HP wants to build your cloud, and your customer’s cloud. And based on comments from its Enterprise Group chief at the company’s HP Discover event in Barcelona, it’s hard to tell how much it wants to offer its own cloud.
HP has marketed Public Cloud offerings direct to customers and through the channel for some time, but its line card, strategy and offerings have seemed undefined and frequently changing. So to has its channel strategy – the company has largely relied on recruiting partners in an agency model, with promises of a more complete channel program to come.
If partners have been unsure about HP’s public cloud offering, they’re not alone. In a press conference Wednesday morning at Discover, HP Enterprise Group chief Bill Veghte said that HP “will provide cloud services, both managed and public, in a consumption model, but frankly, most of what we do on the consume side will be done with partners.”
Veghte describes a broad community of partners for HP on the cloud side, including its traditional VAR community, hosting providers, and ISVs. “These are deep partnerships that are not simply about a resale model,” Veghte said of the company’s 250-plus worldwide community of partners “certified and driving the cloud business.”
But perhaps most telling, Veghte said the company’s cloud aspirations center around “how do we provide the essential hardware, software and service offerings … to help partners and customers build and operate their own cloud.”
If HP’s real cloud mission is to help a variety of partners and customers build and operate their own clouds, do its own public and managed cloud services have a play? Veghte’s comments certainly suggest that HP would rather help others build their own cloud. But HP’s own public cloud offerings would seem to compete with that core mission. Our industry is not one unfamiliar with the concepts of co-opetition, but HP may want to turn down the volume around its own public cloud offerings if it wants to turn up the volume around those built and operated by its partner base.
Certainly, that has been the approach at rival Cisco Systems, where CEO John Chambers has made it a point to frequently remind his partner base that his company has no interest in introducing and marketing its own cloud service, outside of perhaps specific cloud-based applications, such as its WebEx collaboration platform or certain network security services.

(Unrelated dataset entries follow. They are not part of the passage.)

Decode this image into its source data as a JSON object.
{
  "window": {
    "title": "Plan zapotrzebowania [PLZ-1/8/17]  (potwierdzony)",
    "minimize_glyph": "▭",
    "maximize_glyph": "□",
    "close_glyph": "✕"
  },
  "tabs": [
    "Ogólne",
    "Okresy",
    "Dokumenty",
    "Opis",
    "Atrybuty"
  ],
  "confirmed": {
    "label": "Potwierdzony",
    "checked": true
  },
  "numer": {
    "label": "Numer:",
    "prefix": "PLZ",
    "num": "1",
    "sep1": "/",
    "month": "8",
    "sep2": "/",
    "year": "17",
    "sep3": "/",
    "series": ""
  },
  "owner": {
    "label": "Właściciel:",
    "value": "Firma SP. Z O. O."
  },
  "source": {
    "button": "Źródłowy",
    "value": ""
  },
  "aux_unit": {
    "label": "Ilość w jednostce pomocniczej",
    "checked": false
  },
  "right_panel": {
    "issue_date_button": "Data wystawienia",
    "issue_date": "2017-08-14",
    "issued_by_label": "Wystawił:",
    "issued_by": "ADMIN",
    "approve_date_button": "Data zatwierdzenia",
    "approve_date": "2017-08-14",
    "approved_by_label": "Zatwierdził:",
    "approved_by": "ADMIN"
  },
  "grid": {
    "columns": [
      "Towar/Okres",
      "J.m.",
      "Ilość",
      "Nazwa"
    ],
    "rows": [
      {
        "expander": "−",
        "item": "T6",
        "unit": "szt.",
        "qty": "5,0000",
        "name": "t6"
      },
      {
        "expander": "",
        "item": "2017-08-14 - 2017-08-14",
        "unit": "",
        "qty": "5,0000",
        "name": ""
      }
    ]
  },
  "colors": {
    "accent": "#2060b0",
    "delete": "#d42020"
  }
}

Between its server and storage hardware, networking gear, management software, and stacks of any and all of the above (its new Converged Systems offerings, for example), HP makes a strong case as one of the few vendors that can offer all the parts its partners need to build their own clouds or roll out cloud infrastructure for their customers. And it offers a growing line of flexible cloud building blocks in its CloudSystem offerings, for those looking for a simple, more pre-integrated path towards the cloud. But if its real goal is to help a multitude of partner constituencies build and operate their own clouds, its own public cloud offerings may well be detrimental to that effort. At best, a distraction from the core mission, and at worst, putting the vendor in competition with the partners it says are its cloud raison d’etre.
Veghte’s position at Discover suggests that the new Enterprise Group chief grasps that potential disconnect, and is taking step to minimize the impact of its small public cloud business on its very large infrastructure business.